39:8Then said Hezekiah to Isaiah, The worde of the Lord is good, which thou hast spoken: and he saide, Yet let there be peace, and trueth in my dayes.
Geneva Bible 1560

Geneva Bible 1560

The Geneva Bible is one of the most influential and historically significant translations of the Bible into English, preceding the King James translation by 51 years. It was the primary Bible of 16th century Protestantism and was the Bible used by William Shakespeare, Oliver Cromwell, John Knox, John Donne, and John Bunyan. The language of the Geneva Bible was more forceful and vigorous and because of this, most readers strongly preferred this version at the time.

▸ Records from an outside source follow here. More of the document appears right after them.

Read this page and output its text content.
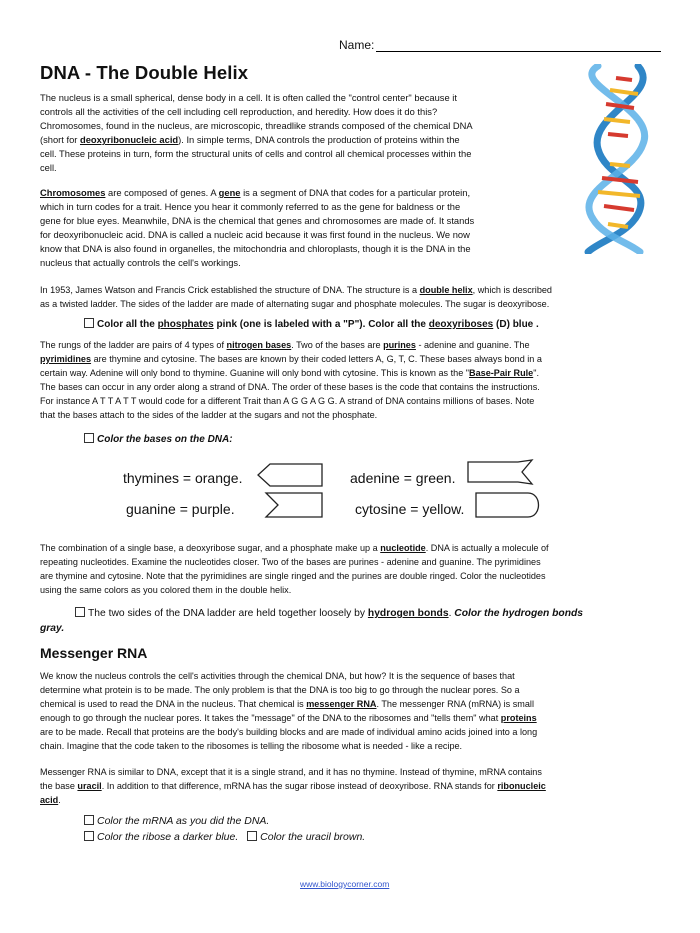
Name:
DNA - The Double Helix
The nucleus is a small spherical, dense body in a cell. It is often called the "control center" because it
controls all the activities of the cell including cell reproduction, and heredity. How does it do this?
Chromosomes, found in the nucleus, are microscopic, threadlike strands composed of the chemical DNA
(short for deoxyribonucleic acid). In simple terms, DNA controls the production of proteins within the
cell. These proteins in turn, form the structural units of cells and control all chemical processes within the
cell.
Chromosomes are composed of genes. A gene is a segment of DNA that codes for a particular protein,
which in turn codes for a trait. Hence you hear it commonly referred to as the gene for baldness or the
gene for blue eyes. Meanwhile, DNA is the chemical that genes and chromosomes are made of. It stands
for deoxyribonucleic acid. DNA is called a nucleic acid because it was first found in the nucleus. We now
know that DNA is also found in organelles, the mitochondria and chloroplasts, though it is the DNA in the
nucleus that actually controls the cell's workings.
In 1953, James Watson and Francis Crick established the structure of DNA. The structure is a double helix, which is described
as a twisted ladder. The sides of the ladder are made of alternating sugar and phosphate molecules. The sugar is deoxyribose.
Color all the phosphates pink (one is labeled with a "P"). Color all the deoxyriboses (D) blue .
The rungs of the ladder are pairs of 4 types of nitrogen bases. Two of the bases are purines - adenine and guanine. The
pyrimidines are thymine and cytosine. The bases are known by their coded letters A, G, T, C. These bases always bond in a
certain way. Adenine will only bond to thymine. Guanine will only bond with cytosine. This is known as the "Base-Pair Rule".
The bases can occur in any order along a strand of DNA. The order of these bases is the code that contains the instructions.
For instance A T T A T T would code for a different Trait than A G G A G G. A strand of DNA contains millions of bases. Note
that the bases attach to the sides of the ladder at the sugars and not the phosphate.
Color the bases on the DNA:
thymines = orange.	adenine = green.
guanine = purple.	cytosine = yellow.
The combination of a single base, a deoxyribose sugar, and a phosphate make up a nucleotide. DNA is actually a molecule of
repeating nucleotides. Examine the nucleotides closer. Two of the bases are purines - adenine and guanine. The pyrimidines
are thymine and cytosine. Note that the pyrimidines are single ringed and the purines are double ringed. Color the nucleotides
using the same colors as you colored them in the double helix.
The two sides of the DNA ladder are held together loosely by hydrogen bonds. Color the hydrogen bonds
gray.
Messenger RNA
We know the nucleus controls the cell's activities through the chemical DNA, but how? It is the sequence of bases that
determine what protein is to be made. The only problem is that the DNA is too big to go through the nuclear pores. So a
chemical is used to read the DNA in the nucleus. That chemical is messenger RNA. The messenger RNA (mRNA) is small
enough to go through the nuclear pores. It takes the "message" of the DNA to the ribosomes and "tells them" what proteins
are to be made. Recall that proteins are the body's building blocks and are made of individual amino acids joined into a long
chain. Imagine that the code taken to the ribosomes is telling the ribosome what is needed - like a recipe.
Messenger RNA is similar to DNA, except that it is a single strand, and it has no thymine. Instead of thymine, mRNA contains
the base uracil. In addition to that difference, mRNA has the sugar ribose instead of deoxyribose. RNA stands for ribonucleic
acid.
Color the mRNA as you did the DNA.
Color the ribose a darker blue. Color the uracil brown.
www.biologycorner.com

The Geneva Bible was produced by a group of English scholars who, fleeing from the reign of Queen Mary, had found refuge in Switzerland. During the reign of Queen Mary, no Bibles were printed in England, the English Bible was no longer used in churches and English Bibles already in churches were removed and burned. Mary was determined to return Britain to Roman Catholicism.

The first English Protestant to die during Mary's turbulent reign was John Rogers in 1555, who had been the editor of the Matthews Bible. At this time, hundreds of Protestants left England and headed for Geneva, a city which under the leadership of Calvin, had become the intellectual and spiritual capital of European Protestants.

One of these exiles was William Whittingham, a fellow of Christ Church at Oxford University, who had been a diplomat, a courtier, was much traveled and skilled in many languages including Greek and Hebrew. He eventually succeeded John Knox as the minister of the English congregation in Geneva. Whittingham went on to publish the 1560 Geneva Bible.

This version is significant because, it came with a variety of scriptural study guides and aids, which included verse citations that allow the reader to cross-reference one verse with numerous relevant verses in the rest of the Bible, introductions to each book of the Bible that acted to summarize all of the material that each book would cover, maps, tables, woodcut illustrations, indices, as well as other included features, all of which would eventually lead to the reputation of the Geneva Bible as history's very first study Bible.